Friday, January 4, 2013

And than there were three

We started out with 4 hens, well pullets really.  They were 3 months old and we waited with what patience we could muster for the next 3 months for our first egg.  When they started laying we were so happy.  Having chickens turned out to be even more fun than I had imagined, so of course I wanted more.  About 6 months after getting the first 4 we added two more Cochin to our flock.  These fluffy, feathered legged little girls were a great addition.  Adding new chickens to your flock is a serious project as chickens hate change and can be really brutal to each other.  An established flock can kill a new chicken if the process isn't handled appropriately.  So we took our time and allowed for the old girls to live next to the new girls for quite some time before we allowed the new pullets to roam free with the big girls.  To read more about how to add new birds to your flock click here.

Soon our beloved Cochins, Flower and Elizabeth began laying.  Shortly after beginning to lay eggs Flower became broody, she wanted to have babies.  I wanted to get Cochins for several reasons.  First because I love their fluffy rumps and feathered legs, second because I knew they had a tendency towards going broody and I was very excited to have some baby chicks.  So I found some fertile eggs from two different farms and placed them under Flower and three weeks later we had babies!  It was a lovely experience, read more about that here.

Well we had to keep two of the babies.  Tiger and Blueberry stayed and joined our flock.  Now we had 8 hens in our little back yard.  Than Elizabeth, the other Cochin went broody.  She was not as good of a mother and only one baby hatched.  He turned out to be a cockerel, growing quickly into a rooster.  We didn't name him and we knew his life was going to be short.  When he started to crow he would become dinner. (Another post will follow soon to discuss his fate)  So now we had 9.  9 chickens in our little back yard.  It is winter and everyone is molting and there are no eggs being laid and we had 9 chickens.  I also know that Flower would go broody in the Spring and I have stumbled upon the world of truly original chickens.   I want to get some new breeds of fertile eggs, some really special breeds and have Flower raise them in her competent motherly way and of course I would like to keep a few.  So I was at an impasse.  If I had land I would just keep letting my flock grow and enjoy it.  But I don't.  So I checked in with my wonderful sister-in-law Shea.  She lives on 3 acres and has 5 or so chickens who are getting up there in age - maybe 6 years old.  "Do you want some more chickens?" I ask.  "Yes, yes, yes!"  she replies.  It would seem I have stumbled upon a symbiotic chicken relationship and what a lovely home for the girls.  Ranging on an acre with some sheep - a chicken's dream.

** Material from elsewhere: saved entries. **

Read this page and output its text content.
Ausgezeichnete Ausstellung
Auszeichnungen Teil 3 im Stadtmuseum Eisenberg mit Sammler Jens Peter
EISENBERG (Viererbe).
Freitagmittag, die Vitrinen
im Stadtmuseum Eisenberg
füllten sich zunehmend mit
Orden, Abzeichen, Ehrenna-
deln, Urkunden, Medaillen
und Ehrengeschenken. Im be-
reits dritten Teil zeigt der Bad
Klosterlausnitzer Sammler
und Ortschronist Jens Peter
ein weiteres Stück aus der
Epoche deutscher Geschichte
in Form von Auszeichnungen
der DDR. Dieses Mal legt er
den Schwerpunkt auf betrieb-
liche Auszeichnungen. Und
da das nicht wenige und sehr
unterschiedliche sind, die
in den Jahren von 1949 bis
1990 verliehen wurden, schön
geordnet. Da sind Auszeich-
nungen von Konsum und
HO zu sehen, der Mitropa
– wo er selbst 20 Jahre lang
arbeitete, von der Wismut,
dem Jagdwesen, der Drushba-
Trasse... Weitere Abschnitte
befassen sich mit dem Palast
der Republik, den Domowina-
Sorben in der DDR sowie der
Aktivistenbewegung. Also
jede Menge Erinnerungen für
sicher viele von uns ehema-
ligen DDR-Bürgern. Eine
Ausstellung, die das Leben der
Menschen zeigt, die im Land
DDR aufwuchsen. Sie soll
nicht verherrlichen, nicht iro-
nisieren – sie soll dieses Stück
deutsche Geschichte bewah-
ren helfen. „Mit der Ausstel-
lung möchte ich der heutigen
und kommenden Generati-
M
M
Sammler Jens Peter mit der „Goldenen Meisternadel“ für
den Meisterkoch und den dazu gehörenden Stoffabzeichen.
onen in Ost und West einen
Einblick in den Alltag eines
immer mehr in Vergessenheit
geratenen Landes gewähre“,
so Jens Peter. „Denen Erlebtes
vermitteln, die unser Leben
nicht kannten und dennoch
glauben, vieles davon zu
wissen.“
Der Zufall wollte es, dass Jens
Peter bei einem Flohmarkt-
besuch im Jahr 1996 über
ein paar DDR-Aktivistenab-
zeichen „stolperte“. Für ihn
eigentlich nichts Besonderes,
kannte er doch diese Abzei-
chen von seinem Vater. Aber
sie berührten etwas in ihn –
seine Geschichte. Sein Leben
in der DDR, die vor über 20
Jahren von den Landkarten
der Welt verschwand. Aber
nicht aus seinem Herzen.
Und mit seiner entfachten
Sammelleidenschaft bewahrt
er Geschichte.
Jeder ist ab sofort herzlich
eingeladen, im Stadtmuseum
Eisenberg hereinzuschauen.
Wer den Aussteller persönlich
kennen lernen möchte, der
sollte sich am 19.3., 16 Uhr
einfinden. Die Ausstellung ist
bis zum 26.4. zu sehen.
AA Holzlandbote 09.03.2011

So off go Yoko, Boulder, Minnow, Blueberry and Cookie to their new home.  I am a little sad, I give a little sniffle - I will miss those girls.  But, they are happy and now we have room.  Less than a week after they go, it is time to 'harvest' the rooster.  For those of you that don't know harvest is the new PC word for slaughter.  I new this was his path, but it was still a long trip to the farm where his final moments would take place.  More on that later.

So now we have three girls left.

Flower the white Cochin and best mother in the world (who is still coming out of molt).

Elizabeth the partridge Cochin

And Tiger our Americana/Jersey Giant cross

Here are the girls wondering if it is worth challenging the cat for some left over eggs.

So now we wait, as patiently as we can for our little Flower to go broody.   I have never been so excited for Spring!